Flow mixing, heat transfer and chemical reaction in packed and moving bed reactors
Fixed and moving bed reactors are important unit operations in chemical and energy process engineering. Examples are packed bed catalytic reactors, domestic pellet stoves, shaft kilns for the calcination of limestone or magnesite or grate firing systems (moving beds). C2 will concentrate on a shaft system as a generic experiment to address the aspects of gas phase mixing, particle and gas phase heat transfer and reactions, and particle movement. In funding period 1, we will start with a fixed bed experiment, a shaft kiln, neglecting chemical reactions and particle movement.

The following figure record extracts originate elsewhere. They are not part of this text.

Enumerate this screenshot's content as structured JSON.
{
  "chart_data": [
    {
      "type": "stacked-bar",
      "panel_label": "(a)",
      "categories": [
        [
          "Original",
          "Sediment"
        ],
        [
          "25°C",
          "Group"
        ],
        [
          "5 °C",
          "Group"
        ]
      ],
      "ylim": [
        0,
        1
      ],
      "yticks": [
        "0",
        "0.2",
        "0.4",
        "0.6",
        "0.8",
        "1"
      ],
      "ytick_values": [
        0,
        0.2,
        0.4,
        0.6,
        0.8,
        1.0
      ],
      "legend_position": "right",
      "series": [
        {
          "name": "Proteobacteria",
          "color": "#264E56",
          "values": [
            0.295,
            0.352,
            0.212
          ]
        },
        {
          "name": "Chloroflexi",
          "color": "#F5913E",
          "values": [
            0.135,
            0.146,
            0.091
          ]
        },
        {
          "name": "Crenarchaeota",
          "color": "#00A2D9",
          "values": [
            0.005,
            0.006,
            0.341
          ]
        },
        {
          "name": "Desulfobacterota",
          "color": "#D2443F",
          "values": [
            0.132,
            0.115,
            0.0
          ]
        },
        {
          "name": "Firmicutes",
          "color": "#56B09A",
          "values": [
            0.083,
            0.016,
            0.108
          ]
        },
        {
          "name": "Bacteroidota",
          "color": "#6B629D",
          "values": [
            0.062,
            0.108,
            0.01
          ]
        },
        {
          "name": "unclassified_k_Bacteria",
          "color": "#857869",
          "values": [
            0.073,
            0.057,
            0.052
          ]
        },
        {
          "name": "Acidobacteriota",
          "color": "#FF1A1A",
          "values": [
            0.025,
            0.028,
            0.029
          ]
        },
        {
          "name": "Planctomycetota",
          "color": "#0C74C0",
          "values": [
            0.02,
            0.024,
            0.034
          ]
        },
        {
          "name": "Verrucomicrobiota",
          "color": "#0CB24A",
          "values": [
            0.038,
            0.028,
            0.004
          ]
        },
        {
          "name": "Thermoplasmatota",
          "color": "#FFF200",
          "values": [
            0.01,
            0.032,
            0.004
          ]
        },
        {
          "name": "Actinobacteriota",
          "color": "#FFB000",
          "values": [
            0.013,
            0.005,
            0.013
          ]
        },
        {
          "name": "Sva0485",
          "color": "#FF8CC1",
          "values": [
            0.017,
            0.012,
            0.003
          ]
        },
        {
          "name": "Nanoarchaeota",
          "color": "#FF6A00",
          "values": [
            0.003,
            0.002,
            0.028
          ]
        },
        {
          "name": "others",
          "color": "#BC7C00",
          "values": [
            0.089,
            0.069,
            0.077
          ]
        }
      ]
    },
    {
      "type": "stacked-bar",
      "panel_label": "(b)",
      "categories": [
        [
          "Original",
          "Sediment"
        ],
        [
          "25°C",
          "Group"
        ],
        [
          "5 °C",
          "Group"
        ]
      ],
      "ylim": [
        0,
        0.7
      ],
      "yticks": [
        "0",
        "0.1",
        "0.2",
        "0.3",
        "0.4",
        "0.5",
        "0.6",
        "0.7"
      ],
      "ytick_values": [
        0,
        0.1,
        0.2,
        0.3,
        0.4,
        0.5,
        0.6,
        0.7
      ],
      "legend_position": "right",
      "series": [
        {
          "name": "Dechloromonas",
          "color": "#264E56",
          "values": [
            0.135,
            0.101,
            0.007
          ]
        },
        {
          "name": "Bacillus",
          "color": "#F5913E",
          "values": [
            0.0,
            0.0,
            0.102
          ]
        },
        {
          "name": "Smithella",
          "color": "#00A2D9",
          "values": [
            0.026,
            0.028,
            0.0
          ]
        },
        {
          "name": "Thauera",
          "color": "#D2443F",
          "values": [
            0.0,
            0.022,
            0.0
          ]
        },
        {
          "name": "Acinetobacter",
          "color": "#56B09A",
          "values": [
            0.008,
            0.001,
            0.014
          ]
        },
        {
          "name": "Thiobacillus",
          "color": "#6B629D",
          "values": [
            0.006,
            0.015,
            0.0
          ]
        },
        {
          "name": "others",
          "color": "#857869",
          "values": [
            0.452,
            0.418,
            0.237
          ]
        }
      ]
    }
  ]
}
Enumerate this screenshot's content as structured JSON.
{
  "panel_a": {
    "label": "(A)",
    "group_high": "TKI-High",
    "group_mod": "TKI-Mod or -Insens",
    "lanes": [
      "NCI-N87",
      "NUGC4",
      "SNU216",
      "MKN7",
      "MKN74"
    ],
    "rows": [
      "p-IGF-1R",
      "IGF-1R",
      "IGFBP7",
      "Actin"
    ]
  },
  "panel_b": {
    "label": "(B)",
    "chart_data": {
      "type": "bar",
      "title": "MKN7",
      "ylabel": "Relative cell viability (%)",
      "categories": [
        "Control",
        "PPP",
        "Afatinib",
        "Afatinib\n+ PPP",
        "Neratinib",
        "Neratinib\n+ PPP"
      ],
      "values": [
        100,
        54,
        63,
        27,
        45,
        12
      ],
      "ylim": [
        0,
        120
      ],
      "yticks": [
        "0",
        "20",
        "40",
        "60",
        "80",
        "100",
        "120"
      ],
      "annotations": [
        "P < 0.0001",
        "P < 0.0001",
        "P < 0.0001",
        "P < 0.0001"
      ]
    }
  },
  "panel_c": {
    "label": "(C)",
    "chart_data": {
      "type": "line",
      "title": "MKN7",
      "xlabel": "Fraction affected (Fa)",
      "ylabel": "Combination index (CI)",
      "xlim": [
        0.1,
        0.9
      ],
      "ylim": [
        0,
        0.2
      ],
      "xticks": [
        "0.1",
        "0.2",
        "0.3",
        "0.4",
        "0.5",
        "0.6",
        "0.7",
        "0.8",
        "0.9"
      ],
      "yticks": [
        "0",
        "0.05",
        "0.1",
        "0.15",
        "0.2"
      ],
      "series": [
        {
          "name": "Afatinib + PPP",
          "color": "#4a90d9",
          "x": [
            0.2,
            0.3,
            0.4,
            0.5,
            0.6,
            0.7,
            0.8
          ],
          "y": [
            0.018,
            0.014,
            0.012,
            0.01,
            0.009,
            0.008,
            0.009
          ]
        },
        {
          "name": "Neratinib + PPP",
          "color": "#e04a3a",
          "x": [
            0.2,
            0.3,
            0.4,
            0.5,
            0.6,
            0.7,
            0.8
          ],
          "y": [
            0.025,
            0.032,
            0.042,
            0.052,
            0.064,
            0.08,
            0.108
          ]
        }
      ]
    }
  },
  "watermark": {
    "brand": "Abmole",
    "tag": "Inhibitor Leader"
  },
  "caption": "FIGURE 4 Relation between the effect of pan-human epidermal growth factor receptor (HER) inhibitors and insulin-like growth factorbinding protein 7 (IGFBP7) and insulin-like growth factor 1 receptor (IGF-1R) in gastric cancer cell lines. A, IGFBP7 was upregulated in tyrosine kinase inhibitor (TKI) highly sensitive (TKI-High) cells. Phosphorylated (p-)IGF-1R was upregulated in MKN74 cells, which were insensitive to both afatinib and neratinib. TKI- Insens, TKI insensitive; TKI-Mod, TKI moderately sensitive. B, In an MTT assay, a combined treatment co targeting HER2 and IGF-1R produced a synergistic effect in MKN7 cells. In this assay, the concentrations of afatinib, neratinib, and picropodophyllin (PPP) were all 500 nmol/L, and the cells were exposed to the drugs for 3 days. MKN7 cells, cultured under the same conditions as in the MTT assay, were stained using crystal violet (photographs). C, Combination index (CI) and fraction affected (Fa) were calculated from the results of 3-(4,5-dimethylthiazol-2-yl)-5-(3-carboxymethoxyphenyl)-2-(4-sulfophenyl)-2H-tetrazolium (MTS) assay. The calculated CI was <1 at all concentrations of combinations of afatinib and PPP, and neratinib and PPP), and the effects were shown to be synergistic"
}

For shaft kilns it is very common that the particles are heated by injecting a jet of fuel and air, which subsequently react with each other. Depending on the process, the gases are supplied through different lance systems, typically from the side (radial direction) of the reactor. The fuel jets mix with the main, axial flow of (typically preheated) air and the fuel burns inside the voids between particles, heating the bed through conduction, convection and radiation.
We aim to investigate how the penetration and spatial dispersion of the gas jet depends on the initial jet velocity, the ratio of jet volume and momentum flow to axial volume and momentum flow, the particle size, and the void fraction of the bed. The aim of this project is to provide an experiment, which enables the investigation of the physical phenomena in the fixed bed (e.g. mixing, radiative and convective transport) in an isolated way (e.g. by injecting cold or preheated gases) and compare the findings with computer model simulations. The collected data will be used for validation and to analyse and quantify the errors of different averaging approaches used in DEM/CFD modelling. This will be done in close collaboration with project C5. The final goal is to understand the heating of the bed, to understand the temperature variations in the bed, and to assess the accuracy and applicability of existing models to describe these processes.
This research will prepare for the second funding period, in which reactive flows will be considered. The knowledge of the gas jet penetration depth, which is indicative of where the gas flame is established, will be investigated in this funding period.